Любовь Федоровна поняла, что делает Мотренька, и внимательно прислушалась к ее словам.
Мотренька произнесла имя Ивана.
– Ага, вот как наши знают! – сказала Любовь Федоровна про себя, тихо взошла на гору и, пришедши к Василию Леонтиевичу, спросила:
– Знаешь, где Мотренька и что она делает?
– Не знаю!
– Против месяца, у берега косу чешет: полюбила Ивана, какого же – Ивана?
– Да это все выдумки девичьи.
– Нет, Василий, не выдумки, не говори этого; ты не знаешь, она брала гребенкою воду, в которой месяц купался, расчесывала косу, – и как раз полюбит ее тот, кого она любит, а кого не любит она, тому и свет будет не мил!
– А, Любонько! Не знаю! Не мое дело!
– Кто же тот Иван, у нас и гетман Иван, не он ли, чего доброго! – усмехаясь, говорила Кочубеева.
– Уж начала звонить!
– Чего звонить! Ты знаешь, Василий, что Мотренька Мазепу любит, если правду сказать, так больше, чем тебя!
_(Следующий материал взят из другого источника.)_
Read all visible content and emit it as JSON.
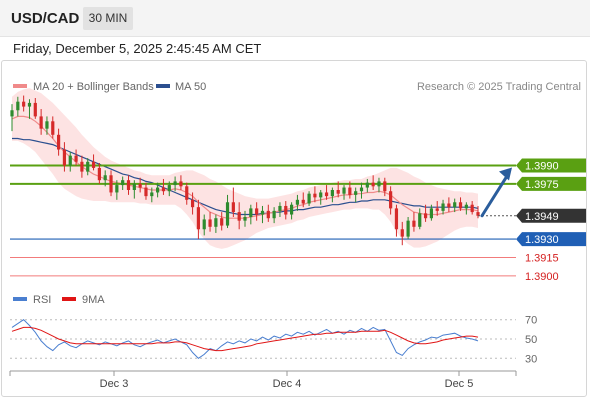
{
  "header": {
    "symbol": "USD/CAD",
    "timeframe": "30 MIN",
    "datetime": "Friday, December 5, 2025 2:45:45 AM CET"
  },
  "legend": {
    "ma20": "MA 20 + Bollinger Bands",
    "ma50": "MA 50",
    "credit": "Research © 2025 Trading Central"
  },
  "rsi_legend": {
    "rsi": "RSI",
    "ma9": "9MA"
  },
  "colors": {
    "up_candle": "#2e8b2e",
    "down_candle": "#d62a2a",
    "ma20": "#f08a8a",
    "ma50": "#2b4f8f",
    "bollinger_fill": "#fde0e0",
    "resistance": "#5aa012",
    "support": "#1f5fb5",
    "support_light": "#f27b7b",
    "current_price_tag": "#333333",
    "arrow": "#2a5d9c",
    "rsi": "#4a7fd0",
    "rsi_ma": "#e01515"
  },
  "chart_data": [
    {
      "type": "candlestick",
      "title": "USD/CAD 30 MIN",
      "x_ticks": [
        "Dec 3",
        "Dec 4",
        "Dec 5"
      ],
      "series": [
        {
          "name": "MA 20 + Bollinger Bands"
        },
        {
          "name": "MA 50"
        }
      ],
      "ohlc": [
        [
          1.403,
          1.404,
          1.4018,
          1.4035
        ],
        [
          1.4035,
          1.4046,
          1.403,
          1.4042
        ],
        [
          1.4042,
          1.4047,
          1.4034,
          1.4038
        ],
        [
          1.4038,
          1.4044,
          1.4028,
          1.4041
        ],
        [
          1.4041,
          1.4045,
          1.4028,
          1.403
        ],
        [
          1.403,
          1.4036,
          1.4015,
          1.402
        ],
        [
          1.402,
          1.403,
          1.4015,
          1.4026
        ],
        [
          1.4026,
          1.403,
          1.4012,
          1.4015
        ],
        [
          1.4015,
          1.402,
          1.3998,
          1.4003
        ],
        [
          1.4003,
          1.4009,
          1.3985,
          1.399
        ],
        [
          1.399,
          1.4001,
          1.3985,
          1.3998
        ],
        [
          1.3998,
          1.4003,
          1.399,
          1.3993
        ],
        [
          1.3993,
          1.3998,
          1.398,
          1.3985
        ],
        [
          1.3985,
          1.3996,
          1.3982,
          1.3993
        ],
        [
          1.3993,
          1.3999,
          1.3986,
          1.3988
        ],
        [
          1.3988,
          1.3992,
          1.3975,
          1.3978
        ],
        [
          1.3978,
          1.3986,
          1.3973,
          1.3982
        ],
        [
          1.3982,
          1.3986,
          1.3965,
          1.3968
        ],
        [
          1.3968,
          1.3978,
          1.3962,
          1.3974
        ],
        [
          1.3974,
          1.3981,
          1.397,
          1.3978
        ],
        [
          1.3978,
          1.3982,
          1.3966,
          1.397
        ],
        [
          1.397,
          1.3978,
          1.3963,
          1.3975
        ],
        [
          1.3975,
          1.398,
          1.3968,
          1.3972
        ],
        [
          1.3972,
          1.3976,
          1.3962,
          1.3965
        ],
        [
          1.3965,
          1.3972,
          1.396,
          1.3968
        ],
        [
          1.3968,
          1.3976,
          1.3964,
          1.3972
        ],
        [
          1.3972,
          1.3979,
          1.3966,
          1.3969
        ],
        [
          1.3969,
          1.3977,
          1.3965,
          1.3974
        ],
        [
          1.3974,
          1.3981,
          1.3969,
          1.3977
        ],
        [
          1.3977,
          1.3982,
          1.397,
          1.3973
        ],
        [
          1.3973,
          1.3976,
          1.3958,
          1.3962
        ],
        [
          1.3962,
          1.3968,
          1.395,
          1.3956
        ],
        [
          1.3956,
          1.3962,
          1.393,
          1.3938
        ],
        [
          1.3938,
          1.395,
          1.3933,
          1.3946
        ],
        [
          1.3946,
          1.3952,
          1.3936,
          1.394
        ],
        [
          1.394,
          1.395,
          1.3935,
          1.3947
        ],
        [
          1.3947,
          1.3952,
          1.3937,
          1.3941
        ],
        [
          1.3941,
          1.3966,
          1.3939,
          1.396
        ],
        [
          1.396,
          1.3972,
          1.3948,
          1.3952
        ],
        [
          1.3952,
          1.396,
          1.3938,
          1.3945
        ],
        [
          1.3945,
          1.3953,
          1.394,
          1.3948
        ],
        [
          1.3948,
          1.3958,
          1.3942,
          1.3955
        ],
        [
          1.3955,
          1.396,
          1.3945,
          1.395
        ],
        [
          1.395,
          1.3957,
          1.3943,
          1.3953
        ],
        [
          1.3953,
          1.3958,
          1.3944,
          1.3947
        ],
        [
          1.3947,
          1.3956,
          1.3943,
          1.3953
        ],
        [
          1.3953,
          1.396,
          1.3948,
          1.3957
        ],
        [
          1.3957,
          1.3961,
          1.3946,
          1.395
        ],
        [
          1.395,
          1.396,
          1.3946,
          1.3958
        ],
        [
          1.3958,
          1.3966,
          1.3953,
          1.3962
        ],
        [
          1.3962,
          1.3968,
          1.3956,
          1.3959
        ],
        [
          1.3959,
          1.3969,
          1.3957,
          1.3967
        ],
        [
          1.3967,
          1.3973,
          1.396,
          1.3964
        ],
        [
          1.3964,
          1.397,
          1.3958,
          1.3968
        ],
        [
          1.3968,
          1.3974,
          1.3962,
          1.3965
        ],
        [
          1.3965,
          1.3972,
          1.396,
          1.397
        ],
        [
          1.397,
          1.3977,
          1.3964,
          1.3967
        ],
        [
          1.3967,
          1.3974,
          1.3962,
          1.3972
        ],
        [
          1.3972,
          1.3977,
          1.3963,
          1.3966
        ],
        [
          1.3966,
          1.3972,
          1.396,
          1.3969
        ],
        [
          1.3969,
          1.3976,
          1.3963,
          1.3972
        ],
        [
          1.3972,
          1.3979,
          1.3968,
          1.3976
        ],
        [
          1.3976,
          1.3982,
          1.397,
          1.3973
        ],
        [
          1.3973,
          1.398,
          1.3968,
          1.3977
        ],
        [
          1.3977,
          1.398,
          1.3965,
          1.3969
        ],
        [
          1.3969,
          1.3973,
          1.395,
          1.3955
        ],
        [
          1.3955,
          1.3958,
          1.3932,
          1.3938
        ],
        [
          1.3938,
          1.3944,
          1.3925,
          1.3932
        ],
        [
          1.3932,
          1.3948,
          1.393,
          1.3945
        ],
        [
          1.3945,
          1.3952,
          1.3936,
          1.394
        ],
        [
          1.394,
          1.3955,
          1.3938,
          1.3951
        ],
        [
          1.3951,
          1.3958,
          1.3944,
          1.3947
        ],
        [
          1.3947,
          1.3958,
          1.3945,
          1.3955
        ],
        [
          1.3955,
          1.3961,
          1.3949,
          1.3953
        ],
        [
          1.3953,
          1.3962,
          1.395,
          1.3959
        ],
        [
          1.3959,
          1.3964,
          1.3952,
          1.3956
        ],
        [
          1.3956,
          1.3963,
          1.3952,
          1.396
        ],
        [
          1.396,
          1.3964,
          1.3953,
          1.3955
        ],
        [
          1.3955,
          1.396,
          1.395,
          1.3958
        ],
        [
          1.3958,
          1.3961,
          1.395,
          1.3952
        ],
        [
          1.3952,
          1.3957,
          1.3947,
          1.3949
        ]
      ],
      "ma20": [
        1.4028,
        1.403,
        1.403,
        1.4029,
        1.4026,
        1.4022,
        1.4017,
        1.4012,
        1.4006,
        1.4001,
        1.3997,
        1.3993,
        1.3989,
        1.3986,
        1.3983,
        1.3981,
        1.3979,
        1.3977,
        1.3976,
        1.3975,
        1.3974,
        1.3973,
        1.3972,
        1.3971,
        1.397,
        1.397,
        1.397,
        1.397,
        1.3971,
        1.397,
        1.3968,
        1.3965,
        1.396,
        1.3956,
        1.3952,
        1.395,
        1.3948,
        1.3947,
        1.3947,
        1.3947,
        1.3947,
        1.3948,
        1.3949,
        1.395,
        1.3951,
        1.3952,
        1.3953,
        1.3954,
        1.3955,
        1.3957,
        1.3958,
        1.396,
        1.3961,
        1.3962,
        1.3963,
        1.3964,
        1.3965,
        1.3966,
        1.3966,
        1.3967,
        1.3967,
        1.3968,
        1.3968,
        1.3969,
        1.3968,
        1.3966,
        1.3962,
        1.3958,
        1.3955,
        1.3952,
        1.3951,
        1.395,
        1.395,
        1.395,
        1.3951,
        1.3952,
        1.3953,
        1.3954,
        1.3954,
        1.3954,
        1.3953
      ],
      "ma50": [
        1.4012,
        1.4012,
        1.4011,
        1.4011,
        1.401,
        1.4009,
        1.4008,
        1.4007,
        1.4005,
        1.4003,
        1.4001,
        1.3999,
        1.3997,
        1.3995,
        1.3993,
        1.3991,
        1.3989,
        1.3987,
        1.3985,
        1.3983,
        1.3982,
        1.398,
        1.3979,
        1.3977,
        1.3976,
        1.3974,
        1.3972,
        1.397,
        1.3968,
        1.3966,
        1.3964,
        1.3962,
        1.396,
        1.3958,
        1.3956,
        1.3954,
        1.3953,
        1.3952,
        1.3951,
        1.395,
        1.395,
        1.395,
        1.395,
        1.3951,
        1.3951,
        1.3952,
        1.3952,
        1.3953,
        1.3953,
        1.3954,
        1.3954,
        1.3955,
        1.3956,
        1.3956,
        1.3957,
        1.3958,
        1.3958,
        1.3959,
        1.396,
        1.396,
        1.3961,
        1.3961,
        1.3962,
        1.3962,
        1.3962,
        1.3961,
        1.396,
        1.3959,
        1.3958,
        1.3957,
        1.3957,
        1.3956,
        1.3956,
        1.3956,
        1.3956,
        1.3956,
        1.3956,
        1.3956,
        1.3956,
        1.3956,
        1.3955
      ],
      "bb_width": [
        0.0018,
        0.002,
        0.0022,
        0.0024,
        0.0025,
        0.0027,
        0.0028,
        0.0029,
        0.003,
        0.003,
        0.0029,
        0.0028,
        0.0026,
        0.0024,
        0.0022,
        0.002,
        0.0018,
        0.0017,
        0.0016,
        0.0015,
        0.0014,
        0.0013,
        0.0013,
        0.0012,
        0.0012,
        0.0012,
        0.0012,
        0.0012,
        0.0013,
        0.0015,
        0.0018,
        0.0021,
        0.0024,
        0.0026,
        0.0027,
        0.0027,
        0.0026,
        0.0024,
        0.0022,
        0.002,
        0.0018,
        0.0016,
        0.0014,
        0.0013,
        0.0012,
        0.0012,
        0.0012,
        0.0012,
        0.0012,
        0.0012,
        0.0012,
        0.0012,
        0.0012,
        0.0012,
        0.0012,
        0.0012,
        0.0012,
        0.0012,
        0.0012,
        0.0012,
        0.0012,
        0.0013,
        0.0014,
        0.0015,
        0.0018,
        0.0022,
        0.0026,
        0.0028,
        0.0029,
        0.0029,
        0.0028,
        0.0026,
        0.0024,
        0.0022,
        0.002,
        0.0018,
        0.0016,
        0.0015,
        0.0014,
        0.0014,
        0.0014
      ],
      "y_range": [
        1.3895,
        1.4045
      ],
      "levels": [
        {
          "price": 1.399,
          "label": "1.3990",
          "kind": "resistance"
        },
        {
          "price": 1.3975,
          "label": "1.3975",
          "kind": "resistance"
        },
        {
          "price": 1.393,
          "label": "1.3930",
          "kind": "support"
        },
        {
          "price": 1.3915,
          "label": "1.3915",
          "kind": "support-light"
        },
        {
          "price": 1.39,
          "label": "1.3900",
          "kind": "support-light"
        }
      ],
      "current_price": {
        "price": 1.3949,
        "label": "1.3949"
      },
      "target_arrow": {
        "from": 1.3949,
        "to": 1.399
      }
    },
    {
      "type": "line",
      "title": "RSI",
      "series": [
        {
          "name": "RSI",
          "values": [
            62,
            66,
            70,
            64,
            57,
            48,
            42,
            38,
            44,
            47,
            43,
            41,
            45,
            48,
            46,
            44,
            47,
            45,
            43,
            46,
            48,
            44,
            42,
            45,
            47,
            49,
            46,
            48,
            50,
            47,
            44,
            36,
            30,
            34,
            40,
            38,
            43,
            47,
            45,
            48,
            46,
            50,
            48,
            52,
            49,
            53,
            51,
            55,
            53,
            57,
            55,
            58,
            54,
            57,
            60,
            56,
            58,
            55,
            59,
            57,
            61,
            58,
            62,
            59,
            60,
            48,
            36,
            33,
            40,
            44,
            47,
            49,
            52,
            51,
            54,
            55,
            56,
            53,
            51,
            50,
            48
          ]
        },
        {
          "name": "9MA",
          "values": [
            58,
            60,
            62,
            62,
            61,
            59,
            56,
            53,
            50,
            48,
            46,
            45,
            45,
            45,
            45,
            45,
            45,
            45,
            45,
            45,
            45,
            45,
            45,
            45,
            45,
            46,
            46,
            46,
            47,
            47,
            46,
            44,
            42,
            40,
            39,
            38,
            38,
            39,
            40,
            41,
            42,
            43,
            45,
            46,
            47,
            48,
            49,
            50,
            51,
            52,
            53,
            54,
            55,
            55,
            56,
            56,
            57,
            57,
            57,
            57,
            58,
            58,
            58,
            58,
            59,
            57,
            54,
            51,
            48,
            46,
            45,
            45,
            46,
            47,
            49,
            50,
            51,
            52,
            53,
            53,
            52
          ]
        }
      ],
      "y_ticks": [
        30,
        50,
        70
      ],
      "y_range": [
        22,
        78
      ]
    }
  ]
}
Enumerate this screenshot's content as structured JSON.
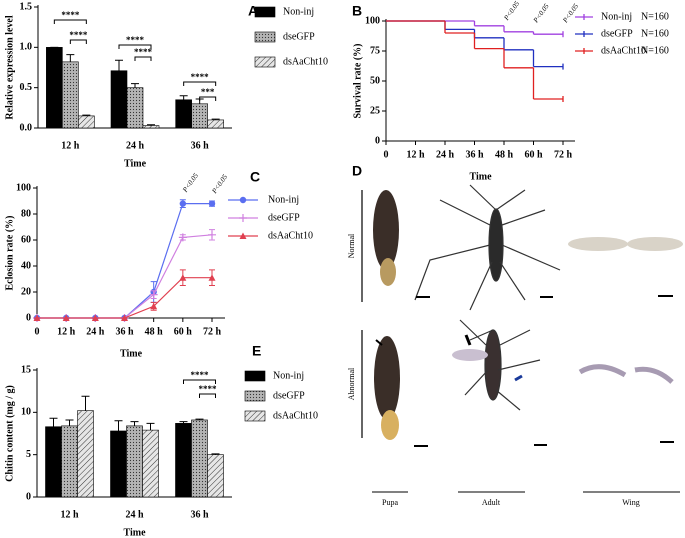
{
  "chart_data": [
    {
      "type": "bar",
      "panel_label": "A",
      "y_label": "Relative expression level",
      "x_label": "Time",
      "categories": [
        "12 h",
        "24 h",
        "36 h"
      ],
      "series": [
        {
          "name": "Non-inj",
          "color": "#000000",
          "pattern": "solid",
          "values": [
            1.0,
            0.71,
            0.35
          ],
          "errors": [
            0,
            0.13,
            0.05
          ]
        },
        {
          "name": "dseGFP",
          "color": "#b4b4b4",
          "pattern": "dots",
          "values": [
            0.82,
            0.5,
            0.3
          ],
          "errors": [
            0.09,
            0.05,
            0.06
          ]
        },
        {
          "name": "dsAaCht10",
          "color": "#e6e6e6",
          "pattern": "hatch",
          "values": [
            0.15,
            0.03,
            0.1
          ],
          "errors": [
            0.01,
            0.01,
            0.01
          ]
        }
      ],
      "ylim": [
        0,
        1.5
      ],
      "yticks": [
        {
          "value": 0,
          "label": "0.0"
        },
        0.5,
        {
          "value": 1,
          "label": "1.0"
        },
        1.5
      ],
      "annotations": [
        "****",
        "****",
        "****",
        "****",
        "****",
        "***"
      ]
    },
    {
      "type": "step",
      "panel_label": "B",
      "y_label": "Survival rate (%)",
      "x_label": "Time",
      "x": [
        0,
        12,
        24,
        36,
        48,
        60,
        72
      ],
      "series": [
        {
          "name": "Non-inj",
          "note": "N=160",
          "color": "#a040e0",
          "values": [
            100,
            100,
            100,
            96,
            91,
            89,
            89
          ]
        },
        {
          "name": "dseGFP",
          "note": "N=160",
          "color": "#2030c0",
          "values": [
            100,
            100,
            93,
            86,
            76,
            62,
            62
          ]
        },
        {
          "name": "dsAaCht10",
          "note": "N=160",
          "color": "#e02020",
          "values": [
            100,
            100,
            90,
            77,
            61,
            35,
            35
          ]
        }
      ],
      "xlim": [
        0,
        72
      ],
      "xticks": [
        0,
        {
          "value": 12,
          "label": "12 h"
        },
        {
          "value": 24,
          "label": "24 h"
        },
        {
          "value": 36,
          "label": "36 h"
        },
        {
          "value": 48,
          "label": "48 h"
        },
        {
          "value": 60,
          "label": "60 h"
        },
        {
          "value": 72,
          "label": "72 h"
        }
      ],
      "ylim": [
        0,
        100
      ],
      "yticks": [
        0,
        25,
        50,
        75,
        100
      ],
      "annotations": [
        "P<0.05",
        "P<0.05",
        "P<0.05"
      ]
    },
    {
      "type": "line",
      "panel_label": "C",
      "y_label": "Eclosion rate (%)",
      "x_label": "Time",
      "x": [
        0,
        12,
        24,
        36,
        48,
        60,
        72
      ],
      "series": [
        {
          "name": "Non-inj",
          "color": "#5a6ef0",
          "marker": "circle",
          "values": [
            0,
            0,
            0,
            0,
            20,
            88,
            88
          ],
          "errors": [
            0,
            0,
            0,
            0,
            8,
            3,
            2
          ]
        },
        {
          "name": "dseGFP",
          "color": "#d080e0",
          "marker": "plus",
          "values": [
            0,
            0,
            0,
            0,
            18,
            62,
            64
          ],
          "errors": [
            0,
            0,
            0,
            0,
            3,
            2,
            4
          ]
        },
        {
          "name": "dsAaCht10",
          "color": "#e04050",
          "marker": "triangle",
          "values": [
            0,
            0,
            0,
            0,
            9,
            31,
            31
          ],
          "errors": [
            0,
            0,
            0,
            0,
            3,
            6,
            6
          ]
        }
      ],
      "xlim": [
        0,
        72
      ],
      "xticks": [
        0,
        {
          "value": 12,
          "label": "12 h"
        },
        {
          "value": 24,
          "label": "24 h"
        },
        {
          "value": 36,
          "label": "36 h"
        },
        {
          "value": 48,
          "label": "48 h"
        },
        {
          "value": 60,
          "label": "60 h"
        },
        {
          "value": 72,
          "label": "72 h"
        }
      ],
      "ylim": [
        0,
        100
      ],
      "yticks": [
        0,
        20,
        40,
        60,
        80,
        100
      ],
      "annotations": [
        "P<0.05",
        "P<0.05"
      ]
    },
    {
      "type": "bar",
      "panel_label": "E",
      "y_label": "Chitin content (mg / g)",
      "x_label": "Time",
      "categories": [
        "12 h",
        "24 h",
        "36 h"
      ],
      "series": [
        {
          "name": "Non-inj",
          "color": "#000000",
          "pattern": "solid",
          "values": [
            8.3,
            7.8,
            8.7
          ],
          "errors": [
            1.0,
            1.2,
            0.2
          ]
        },
        {
          "name": "dseGFP",
          "color": "#b4b4b4",
          "pattern": "dots",
          "values": [
            8.4,
            8.4,
            9.1
          ],
          "errors": [
            0.7,
            0.5,
            0.1
          ]
        },
        {
          "name": "dsAaCht10",
          "color": "#e6e6e6",
          "pattern": "hatch",
          "values": [
            10.2,
            7.9,
            5.0
          ],
          "errors": [
            1.7,
            0.8,
            0.1
          ]
        }
      ],
      "ylim": [
        0,
        15
      ],
      "yticks": [
        0,
        5,
        10,
        15
      ],
      "annotations": [
        "****",
        "****"
      ]
    }
  ],
  "figure_d": {
    "panel_label": "D",
    "rows": [
      "Normal",
      "Abnormal"
    ],
    "columns": [
      "Pupa",
      "Adult",
      "Wing"
    ]
  }
}
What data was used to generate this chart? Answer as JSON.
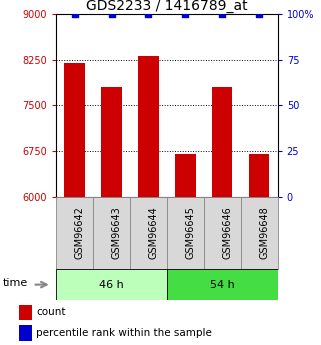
{
  "title": "GDS2233 / 1416789_at",
  "categories": [
    "GSM96642",
    "GSM96643",
    "GSM96644",
    "GSM96645",
    "GSM96646",
    "GSM96648"
  ],
  "bar_values": [
    8200,
    7800,
    8310,
    6700,
    7800,
    6700
  ],
  "percentile_values": [
    100,
    100,
    100,
    100,
    100,
    100
  ],
  "bar_color": "#cc0000",
  "percentile_color": "#0000cc",
  "ylim_left": [
    6000,
    9000
  ],
  "ylim_right": [
    0,
    100
  ],
  "yticks_left": [
    6000,
    6750,
    7500,
    8250,
    9000
  ],
  "yticks_right": [
    0,
    25,
    50,
    75,
    100
  ],
  "ytick_labels_right": [
    "0",
    "25",
    "50",
    "75",
    "100%"
  ],
  "groups": [
    {
      "label": "46 h",
      "indices": [
        0,
        1,
        2
      ],
      "color": "#bbffbb"
    },
    {
      "label": "54 h",
      "indices": [
        3,
        4,
        5
      ],
      "color": "#44dd44"
    }
  ],
  "bar_width": 0.55,
  "time_label": "time",
  "legend_count_label": "count",
  "legend_percentile_label": "percentile rank within the sample",
  "title_fontsize": 10,
  "tick_label_fontsize": 7,
  "cat_fontsize": 7,
  "background_color": "#ffffff",
  "plot_bg_color": "#ffffff",
  "grid_color": "#000000",
  "sample_box_color": "#d8d8d8",
  "sample_box_edge": "#888888"
}
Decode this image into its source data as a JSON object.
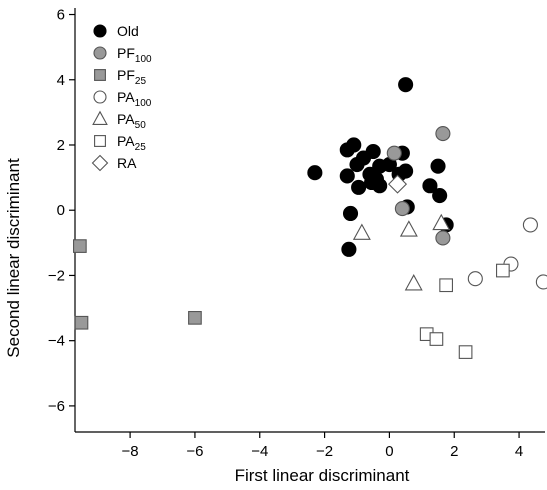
{
  "chart_data": {
    "type": "scatter",
    "xlabel": "First linear discriminant",
    "ylabel": "Second linear discriminant",
    "xlim": [
      -9.7,
      4.8
    ],
    "ylim": [
      -6.8,
      6.2
    ],
    "xticks": [
      -8,
      -6,
      -4,
      -2,
      0,
      2,
      4
    ],
    "yticks": [
      -6,
      -4,
      -2,
      0,
      2,
      4,
      6
    ],
    "grid": false,
    "legend_position": "top-left",
    "series": [
      {
        "name": "Old",
        "marker": "circle",
        "fill": "#000000",
        "stroke": "#000000",
        "points": [
          [
            0.5,
            3.85
          ],
          [
            -1.1,
            2.0
          ],
          [
            -1.3,
            1.85
          ],
          [
            -0.8,
            1.6
          ],
          [
            -0.5,
            1.8
          ],
          [
            0.4,
            1.75
          ],
          [
            -0.3,
            1.35
          ],
          [
            0.0,
            1.4
          ],
          [
            -1.0,
            1.4
          ],
          [
            1.5,
            1.35
          ],
          [
            -2.3,
            1.15
          ],
          [
            -1.3,
            1.05
          ],
          [
            -0.6,
            1.1
          ],
          [
            -0.4,
            0.95
          ],
          [
            0.3,
            1.1
          ],
          [
            0.5,
            1.2
          ],
          [
            -0.55,
            0.85
          ],
          [
            -0.95,
            0.7
          ],
          [
            -0.3,
            0.75
          ],
          [
            1.25,
            0.75
          ],
          [
            1.55,
            0.45
          ],
          [
            -1.2,
            -0.1
          ],
          [
            0.55,
            0.1
          ],
          [
            1.75,
            -0.45
          ],
          [
            -1.25,
            -1.2
          ]
        ]
      },
      {
        "name": "PF",
        "name_sub": "100",
        "marker": "circle",
        "fill": "#999999",
        "stroke": "#555555",
        "points": [
          [
            1.65,
            2.35
          ],
          [
            0.15,
            1.75
          ],
          [
            0.4,
            0.05
          ],
          [
            1.65,
            -0.85
          ]
        ]
      },
      {
        "name": "PF",
        "name_sub": "25",
        "marker": "square",
        "fill": "#999999",
        "stroke": "#555555",
        "points": [
          [
            -9.55,
            -1.1
          ],
          [
            -9.5,
            -3.45
          ],
          [
            -6.0,
            -3.3
          ]
        ]
      },
      {
        "name": "PA",
        "name_sub": "100",
        "marker": "circle",
        "fill": "#ffffff",
        "stroke": "#555555",
        "points": [
          [
            4.35,
            -0.45
          ],
          [
            3.75,
            -1.65
          ],
          [
            2.65,
            -2.1
          ],
          [
            4.75,
            -2.2
          ]
        ]
      },
      {
        "name": "PA",
        "name_sub": "50",
        "marker": "triangle",
        "fill": "#ffffff",
        "stroke": "#555555",
        "points": [
          [
            -0.85,
            -0.7
          ],
          [
            0.6,
            -0.6
          ],
          [
            1.6,
            -0.4
          ],
          [
            0.75,
            -2.25
          ]
        ]
      },
      {
        "name": "PA",
        "name_sub": "25",
        "marker": "square",
        "fill": "#ffffff",
        "stroke": "#555555",
        "points": [
          [
            3.5,
            -1.85
          ],
          [
            1.75,
            -2.3
          ],
          [
            1.15,
            -3.8
          ],
          [
            1.45,
            -3.95
          ],
          [
            2.35,
            -4.35
          ]
        ]
      },
      {
        "name": "RA",
        "marker": "diamond",
        "fill": "#ffffff",
        "stroke": "#555555",
        "points": [
          [
            0.25,
            0.8
          ]
        ]
      }
    ]
  }
}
Ты ей родной батько, а Мазепа только крестный!
– То нам так кажется!
– Нет, не кажется!
– Пусть здоровая будет, пусть любит кого любит! Будь он добрый, умный, достаточный человек, так и рушники подаем.
– Пора б уже, слава богу, восемнадцатый год наступает; да десять, когда не больше, женихов с гарбузами отправила!